Revenue Options Crucial to Sustaining Public Investments That Promote Shared Prosperity

March 24, 2016 by and

When lawmakers reconvene this spring to address the state’s looming budget crisis, it is clear that West Virginia should take a balanced approach that includes additional revenue, rather than a cuts-only approach that threatens our state’s struggling economy. Our state’s worsening revenue situation isn’t due entirely to plunging energy prices. Rather, that situation exacerbates the impact of past state tax cuts – including the elimination of the business franchise tax and grocery tax on food, and lowering the corporate net income tax rate from 9% to 6.5%. Those actions are playing a substantial role in our persistent inability to find the resources needed to invest in essential public services. Read PDF of report.

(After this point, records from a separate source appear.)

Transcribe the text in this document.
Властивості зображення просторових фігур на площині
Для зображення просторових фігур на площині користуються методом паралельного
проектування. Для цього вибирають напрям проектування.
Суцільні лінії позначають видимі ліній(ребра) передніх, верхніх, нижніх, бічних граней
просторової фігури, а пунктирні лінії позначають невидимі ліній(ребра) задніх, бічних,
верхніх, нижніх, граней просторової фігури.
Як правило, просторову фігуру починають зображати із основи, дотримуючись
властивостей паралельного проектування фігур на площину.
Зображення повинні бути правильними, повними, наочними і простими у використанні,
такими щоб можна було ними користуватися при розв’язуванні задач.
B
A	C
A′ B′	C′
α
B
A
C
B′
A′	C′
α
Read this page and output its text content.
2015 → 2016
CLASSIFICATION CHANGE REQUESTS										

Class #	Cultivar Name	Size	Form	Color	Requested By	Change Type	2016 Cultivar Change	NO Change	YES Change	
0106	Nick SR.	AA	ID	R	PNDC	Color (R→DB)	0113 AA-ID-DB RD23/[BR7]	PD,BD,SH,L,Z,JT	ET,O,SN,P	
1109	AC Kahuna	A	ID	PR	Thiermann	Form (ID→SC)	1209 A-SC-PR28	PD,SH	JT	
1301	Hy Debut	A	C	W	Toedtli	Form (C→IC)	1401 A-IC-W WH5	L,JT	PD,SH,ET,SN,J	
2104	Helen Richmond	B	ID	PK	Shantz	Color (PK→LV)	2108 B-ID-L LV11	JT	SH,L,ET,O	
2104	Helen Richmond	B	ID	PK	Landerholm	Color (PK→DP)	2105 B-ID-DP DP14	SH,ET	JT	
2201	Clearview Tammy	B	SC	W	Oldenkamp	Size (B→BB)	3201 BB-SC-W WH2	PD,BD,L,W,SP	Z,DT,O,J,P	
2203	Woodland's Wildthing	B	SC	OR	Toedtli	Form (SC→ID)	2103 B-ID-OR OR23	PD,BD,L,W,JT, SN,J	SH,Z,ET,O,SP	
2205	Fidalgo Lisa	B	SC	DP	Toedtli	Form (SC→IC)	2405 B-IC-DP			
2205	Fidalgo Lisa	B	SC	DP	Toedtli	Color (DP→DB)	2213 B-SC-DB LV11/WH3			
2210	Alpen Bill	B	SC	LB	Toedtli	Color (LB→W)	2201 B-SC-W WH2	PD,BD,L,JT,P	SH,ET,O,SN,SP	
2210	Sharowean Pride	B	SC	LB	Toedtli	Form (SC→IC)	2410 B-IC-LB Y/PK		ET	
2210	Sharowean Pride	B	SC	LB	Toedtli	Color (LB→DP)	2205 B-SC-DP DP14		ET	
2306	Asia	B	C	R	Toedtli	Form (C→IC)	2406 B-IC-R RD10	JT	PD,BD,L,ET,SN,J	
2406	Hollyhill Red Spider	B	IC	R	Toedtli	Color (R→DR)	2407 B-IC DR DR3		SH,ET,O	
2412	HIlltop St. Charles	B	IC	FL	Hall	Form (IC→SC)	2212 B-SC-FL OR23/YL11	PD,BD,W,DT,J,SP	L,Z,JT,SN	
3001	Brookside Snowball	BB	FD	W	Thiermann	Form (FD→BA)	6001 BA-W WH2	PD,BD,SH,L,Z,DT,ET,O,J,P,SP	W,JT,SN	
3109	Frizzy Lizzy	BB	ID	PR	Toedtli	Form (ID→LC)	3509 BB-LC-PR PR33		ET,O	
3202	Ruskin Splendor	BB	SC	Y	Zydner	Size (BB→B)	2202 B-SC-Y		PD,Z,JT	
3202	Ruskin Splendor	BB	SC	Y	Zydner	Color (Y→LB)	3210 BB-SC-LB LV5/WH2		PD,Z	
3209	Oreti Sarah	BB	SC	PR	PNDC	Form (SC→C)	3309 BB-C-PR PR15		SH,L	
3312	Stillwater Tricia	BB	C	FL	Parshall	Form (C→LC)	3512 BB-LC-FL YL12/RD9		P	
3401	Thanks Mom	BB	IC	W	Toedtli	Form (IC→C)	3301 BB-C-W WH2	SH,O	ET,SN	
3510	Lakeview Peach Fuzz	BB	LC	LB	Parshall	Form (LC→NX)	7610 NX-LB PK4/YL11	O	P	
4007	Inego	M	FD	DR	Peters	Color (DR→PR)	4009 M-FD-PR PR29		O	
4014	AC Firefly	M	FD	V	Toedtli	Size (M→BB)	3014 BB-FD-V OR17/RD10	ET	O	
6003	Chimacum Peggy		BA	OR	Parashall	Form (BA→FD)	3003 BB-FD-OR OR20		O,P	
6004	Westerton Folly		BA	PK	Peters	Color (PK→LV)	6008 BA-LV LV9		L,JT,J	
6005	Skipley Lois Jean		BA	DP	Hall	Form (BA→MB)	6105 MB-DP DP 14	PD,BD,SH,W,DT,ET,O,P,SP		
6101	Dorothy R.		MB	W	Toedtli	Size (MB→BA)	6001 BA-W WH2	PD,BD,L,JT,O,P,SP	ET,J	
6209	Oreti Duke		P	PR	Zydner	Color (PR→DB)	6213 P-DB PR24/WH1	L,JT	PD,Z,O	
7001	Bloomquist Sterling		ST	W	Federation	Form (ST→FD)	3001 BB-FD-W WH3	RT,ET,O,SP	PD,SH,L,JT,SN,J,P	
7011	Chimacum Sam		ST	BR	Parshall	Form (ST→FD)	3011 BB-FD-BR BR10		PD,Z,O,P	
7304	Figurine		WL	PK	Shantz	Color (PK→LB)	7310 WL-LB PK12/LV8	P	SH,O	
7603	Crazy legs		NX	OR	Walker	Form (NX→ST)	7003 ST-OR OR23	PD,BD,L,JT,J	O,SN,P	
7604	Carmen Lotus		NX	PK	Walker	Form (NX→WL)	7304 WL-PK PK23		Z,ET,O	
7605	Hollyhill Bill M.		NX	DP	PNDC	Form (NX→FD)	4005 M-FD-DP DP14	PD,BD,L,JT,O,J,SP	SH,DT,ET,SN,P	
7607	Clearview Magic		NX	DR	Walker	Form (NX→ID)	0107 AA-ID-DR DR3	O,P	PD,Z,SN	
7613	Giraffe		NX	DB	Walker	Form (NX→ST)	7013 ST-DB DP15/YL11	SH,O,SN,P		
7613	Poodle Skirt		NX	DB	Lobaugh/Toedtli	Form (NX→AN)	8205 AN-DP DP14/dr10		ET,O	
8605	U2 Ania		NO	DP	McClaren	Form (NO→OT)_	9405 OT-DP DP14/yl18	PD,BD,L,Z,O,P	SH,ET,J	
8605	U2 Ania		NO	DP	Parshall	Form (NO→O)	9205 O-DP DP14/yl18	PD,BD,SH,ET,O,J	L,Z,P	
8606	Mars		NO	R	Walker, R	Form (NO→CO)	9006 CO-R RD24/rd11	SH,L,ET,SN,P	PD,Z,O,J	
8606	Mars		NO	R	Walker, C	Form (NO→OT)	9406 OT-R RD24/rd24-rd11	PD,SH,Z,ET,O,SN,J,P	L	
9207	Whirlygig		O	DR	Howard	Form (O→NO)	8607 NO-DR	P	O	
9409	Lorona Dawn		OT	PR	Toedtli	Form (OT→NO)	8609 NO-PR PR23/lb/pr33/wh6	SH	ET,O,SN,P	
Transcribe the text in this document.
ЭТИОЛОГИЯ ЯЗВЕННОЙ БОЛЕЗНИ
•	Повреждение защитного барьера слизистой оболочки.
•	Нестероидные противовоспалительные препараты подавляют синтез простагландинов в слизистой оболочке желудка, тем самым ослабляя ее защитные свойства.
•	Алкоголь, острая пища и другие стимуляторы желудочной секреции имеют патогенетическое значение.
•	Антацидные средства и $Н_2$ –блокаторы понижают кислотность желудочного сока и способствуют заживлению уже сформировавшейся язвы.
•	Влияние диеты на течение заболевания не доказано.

The Governor’s new revenue estimates make clear that lawmakers will need to address a revenue shortfall of $239 million for the state budget year that begins July 1st. This revenue shortfall comes on top of deep budget cuts over the last several years. For example, investments at our state’s four-year colleges have plummeted while tuition has grown by one-third since 2008.[1] A balanced approach to addressing the state budget deficit cannot rely on cuts alone or more one-time appropriations that shift our budget problems to the next fiscal year.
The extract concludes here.